Efficient Calculation of the Maximal Rényi Divergence for a Matrix Product State via Generalized Eigenvalue Density Matrix Renormalization Group
Uri Levin, Noa Feldman, Moshe Goldstein
TL;DR
The paper tackles the exponential cost of computing quantum mutual information $I(A;B)$ by focusing on the maximal Rényi divergence $D_{\infty}$, which can be formulated as a generalized eigenvalue problem. It develops a generalized DMRG framework with a Lanczos-based solver to efficiently compute $D_{\infty}$ for 1D states represented as matrix product states, including edge- and general-case strategies. In XXZ-chain benchmarks, $D_{\infty}$ shows distinct behavior from $I(A;B)$, signaling phase transitions while remaining correlated with entropy-based measures. The work provides a scalable, GP-aware tool for robust correlation diagnostics in 1D many-body systems and extends to other problems described by generalized eigenvalue problems.
Abstract
The study of quantum and classical correlations between subsystems is fundamental to understanding many-body physics. In quantum information theory, the quantum mutual information, $I(A;B)$, is a measure of correlation between the subsystems $A,B$ in a quantum state, and is defined by the means of the von Neumann entropy: $I\left(A;B\right)=S\left(ρ_{A}\right)+S\left(ρ_{B}\right)-S\left(ρ_{AB}\right)$. However, such a computation requires an exponential amount of resources.
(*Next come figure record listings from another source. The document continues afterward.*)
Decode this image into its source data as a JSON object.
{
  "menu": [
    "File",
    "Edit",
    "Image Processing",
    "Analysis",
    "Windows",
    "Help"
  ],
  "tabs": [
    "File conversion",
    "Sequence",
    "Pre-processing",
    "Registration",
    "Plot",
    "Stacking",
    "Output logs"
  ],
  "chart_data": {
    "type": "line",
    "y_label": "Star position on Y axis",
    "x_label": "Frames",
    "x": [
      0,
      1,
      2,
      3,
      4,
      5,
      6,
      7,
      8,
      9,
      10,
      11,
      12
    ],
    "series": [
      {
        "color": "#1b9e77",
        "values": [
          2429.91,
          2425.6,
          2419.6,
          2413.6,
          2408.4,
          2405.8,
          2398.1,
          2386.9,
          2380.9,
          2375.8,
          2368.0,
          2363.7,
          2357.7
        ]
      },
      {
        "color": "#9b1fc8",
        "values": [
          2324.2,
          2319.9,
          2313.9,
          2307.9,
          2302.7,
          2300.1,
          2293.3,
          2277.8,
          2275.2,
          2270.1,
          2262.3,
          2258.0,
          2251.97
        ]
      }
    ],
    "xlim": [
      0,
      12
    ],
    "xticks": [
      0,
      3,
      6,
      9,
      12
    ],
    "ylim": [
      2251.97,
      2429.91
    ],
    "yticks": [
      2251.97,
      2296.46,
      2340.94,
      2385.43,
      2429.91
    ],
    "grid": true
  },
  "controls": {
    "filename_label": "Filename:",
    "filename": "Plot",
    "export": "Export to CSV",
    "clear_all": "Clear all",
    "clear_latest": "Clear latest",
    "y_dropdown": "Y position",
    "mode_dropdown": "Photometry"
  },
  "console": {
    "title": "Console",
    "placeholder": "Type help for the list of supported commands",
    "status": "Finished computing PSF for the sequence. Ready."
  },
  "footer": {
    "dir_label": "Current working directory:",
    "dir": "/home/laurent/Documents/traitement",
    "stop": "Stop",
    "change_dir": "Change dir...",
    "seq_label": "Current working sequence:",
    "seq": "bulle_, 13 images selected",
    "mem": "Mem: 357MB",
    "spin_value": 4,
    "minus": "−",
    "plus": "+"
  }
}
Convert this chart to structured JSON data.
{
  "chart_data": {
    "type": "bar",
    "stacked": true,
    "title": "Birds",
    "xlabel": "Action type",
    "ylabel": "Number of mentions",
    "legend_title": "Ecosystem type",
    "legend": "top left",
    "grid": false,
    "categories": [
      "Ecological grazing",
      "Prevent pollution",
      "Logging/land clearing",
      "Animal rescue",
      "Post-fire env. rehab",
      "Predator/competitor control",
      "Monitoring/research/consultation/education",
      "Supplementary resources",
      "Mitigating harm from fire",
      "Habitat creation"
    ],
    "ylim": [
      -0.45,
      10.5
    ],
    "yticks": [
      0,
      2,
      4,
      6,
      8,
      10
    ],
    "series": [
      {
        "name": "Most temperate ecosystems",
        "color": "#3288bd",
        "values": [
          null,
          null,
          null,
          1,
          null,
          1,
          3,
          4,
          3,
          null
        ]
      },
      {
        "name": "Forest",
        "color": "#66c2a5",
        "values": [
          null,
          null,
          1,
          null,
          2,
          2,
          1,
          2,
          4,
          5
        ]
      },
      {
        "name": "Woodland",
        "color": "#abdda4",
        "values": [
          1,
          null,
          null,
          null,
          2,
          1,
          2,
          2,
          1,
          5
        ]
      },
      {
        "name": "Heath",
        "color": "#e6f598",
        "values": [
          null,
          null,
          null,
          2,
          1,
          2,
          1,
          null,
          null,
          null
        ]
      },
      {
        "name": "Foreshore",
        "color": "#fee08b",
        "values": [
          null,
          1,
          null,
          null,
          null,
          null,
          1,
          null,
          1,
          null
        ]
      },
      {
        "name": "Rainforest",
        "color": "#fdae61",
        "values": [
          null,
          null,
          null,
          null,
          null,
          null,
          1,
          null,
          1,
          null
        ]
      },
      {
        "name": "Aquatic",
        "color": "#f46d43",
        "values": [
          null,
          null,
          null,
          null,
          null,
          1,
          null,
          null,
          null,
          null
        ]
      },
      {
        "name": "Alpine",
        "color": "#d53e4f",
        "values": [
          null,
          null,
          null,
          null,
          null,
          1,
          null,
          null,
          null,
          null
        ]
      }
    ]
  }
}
This is a defining feature of quantum systems, the infamous ``curse of dimensionality'' . Other measures, which are based on Rényi divergences instead of von Neumann entropy, were suggested as alternatives in a recent paper showing them to possess important theoretical features, and making them leading candidates as mutual information measures. In this work, we concentrate on the maximal Rényi divergence. This measure can be shown to be the solution of a generalized eigenvalue problem. To calculate it efficiently for a 1D state represented as a matrix product state, we develop a generalized eigenvalue version of the density matrix renormalization group algorithm. We benchmark our method for the paradigmatic XXZ chain, and show that the maximal Rényi divergence may exhibit different trends than the von Neumann mutual information.